If a firm does not have adequate allowances to offset its emissions, the firm must purchase allowances or pay a significant financial penalty.

The cost of allowances, if available, is generally less than the financial penalty. The buying and selling of allowances, trading, creates a market, thus the cap-and-trade program designation.

Due to the financial challenges companies face on an ongoing basis, recent studies have shown that Sector 3 organizations will have the most difficulty dealing with this metamorphosis.

Consequently, schools, churches, hospitals, and local government will be struggling to find the means to make the green transitions such as retrofitting lights, more efficient use of demand meters, voluntary curtailment, and the installation of efficient energy supplies utilizing renewable fuels, i.e. biomass combined heat and power systems.

E-CCAP is one possible solution to this nonprofit problem, an initiative that is funded through two prominent Pittsburgh Foundations led by the Pittsburgh Gateways Corp. and its partner in this project, World-Class Industrial Network.

They are working together to capture opportunities in the developing financial markets associated with energy and carbon reduction and general sustainable practices such as switching to renewable resources or investing in energy efficiency methods.

E-CCAP is working on a set of developmental and applied activities designed to define and demonstrate that nonprofit organizations, serving industrial, commercial and institutional based stakeholders, can leverage relationships with its constituents to both promote and financially share in the benefits of sustainable business activities.

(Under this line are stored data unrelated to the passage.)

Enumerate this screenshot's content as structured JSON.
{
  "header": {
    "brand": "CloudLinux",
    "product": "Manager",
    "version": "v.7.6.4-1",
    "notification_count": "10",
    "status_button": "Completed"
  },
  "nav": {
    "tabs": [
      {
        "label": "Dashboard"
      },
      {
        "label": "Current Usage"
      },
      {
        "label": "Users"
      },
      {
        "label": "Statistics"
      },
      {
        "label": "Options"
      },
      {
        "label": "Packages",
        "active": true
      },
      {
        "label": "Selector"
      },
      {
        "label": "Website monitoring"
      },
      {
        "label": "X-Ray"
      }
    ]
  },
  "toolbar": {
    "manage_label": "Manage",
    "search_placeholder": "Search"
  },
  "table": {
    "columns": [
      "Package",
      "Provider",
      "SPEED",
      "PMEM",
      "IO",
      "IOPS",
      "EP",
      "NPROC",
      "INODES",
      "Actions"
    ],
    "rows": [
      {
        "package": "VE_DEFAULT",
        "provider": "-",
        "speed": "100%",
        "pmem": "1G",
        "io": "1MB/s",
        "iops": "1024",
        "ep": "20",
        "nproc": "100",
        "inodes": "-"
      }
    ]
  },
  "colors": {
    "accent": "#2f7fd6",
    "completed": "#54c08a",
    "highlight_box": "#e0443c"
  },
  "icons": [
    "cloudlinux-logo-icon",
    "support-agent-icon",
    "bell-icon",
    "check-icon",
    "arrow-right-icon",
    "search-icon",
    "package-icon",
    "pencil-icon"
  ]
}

In so doing, the nonprofit organization can better meet its core mission by exploiting new revenue streams not previously available.

E-CCAP is targeting a pilot project with industrial, commercial, and institutional based stakeholders, to aggregate the financial benefits of energy efficiency and renewable energy projects through the emerging markets for energy efficiency credits.

These green credits will be aggregated and traded to support the partnership and serve the participating third sector organization and their constituents.

They will specialize in the development of credit generating projects, have those green savings validated by an independent third party, and broker the credits.

(This blog post is also published as a feature article in the 2/21/09 edition of The Tribune-Democrat.)